Figure 5: This 3D PCA plot shows the distribution of proteins based on their amino acid composition, with Principal Component 1 explaining 16.63%, Principal Component 2 explaining 13.37%, and Principal Component 3 explaining 8.39% of the total variance. Each point represents a protein, and the color gradient reflects values along the first principal component.

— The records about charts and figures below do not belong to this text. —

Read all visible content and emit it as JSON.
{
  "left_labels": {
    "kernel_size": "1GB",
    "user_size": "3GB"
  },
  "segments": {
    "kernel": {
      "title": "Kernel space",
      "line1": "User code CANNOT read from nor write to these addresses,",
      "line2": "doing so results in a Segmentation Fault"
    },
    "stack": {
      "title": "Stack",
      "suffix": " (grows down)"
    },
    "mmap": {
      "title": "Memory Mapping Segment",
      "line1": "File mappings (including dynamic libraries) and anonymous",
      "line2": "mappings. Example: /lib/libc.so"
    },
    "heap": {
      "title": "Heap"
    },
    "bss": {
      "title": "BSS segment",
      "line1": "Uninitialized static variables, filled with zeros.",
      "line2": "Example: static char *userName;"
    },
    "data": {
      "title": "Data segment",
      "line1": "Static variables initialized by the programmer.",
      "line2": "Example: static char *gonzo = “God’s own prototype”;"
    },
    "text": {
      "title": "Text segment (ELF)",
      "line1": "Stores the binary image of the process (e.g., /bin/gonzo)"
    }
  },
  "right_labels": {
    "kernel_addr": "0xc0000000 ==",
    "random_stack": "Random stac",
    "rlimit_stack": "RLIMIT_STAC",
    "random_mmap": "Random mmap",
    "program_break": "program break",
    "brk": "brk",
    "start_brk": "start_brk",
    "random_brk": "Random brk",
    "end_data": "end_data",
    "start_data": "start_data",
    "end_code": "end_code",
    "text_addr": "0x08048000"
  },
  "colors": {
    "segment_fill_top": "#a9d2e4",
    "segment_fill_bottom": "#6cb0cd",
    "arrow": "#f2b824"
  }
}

This 3D plot captures approximately 38.4% of the total variance.
Summary
The 2D PCA retains about 30% of the total variance, while the 3D PCA captures 38.4% of the variance in the amino acid composition of the proteins. To retain at least 95% of the variance, we need 17 components, which indicates to me that the data is highly multidimensional. The top three eigenvalues, which represent the variance explained by the most important components, are 3.33, 2.67, and 1.68.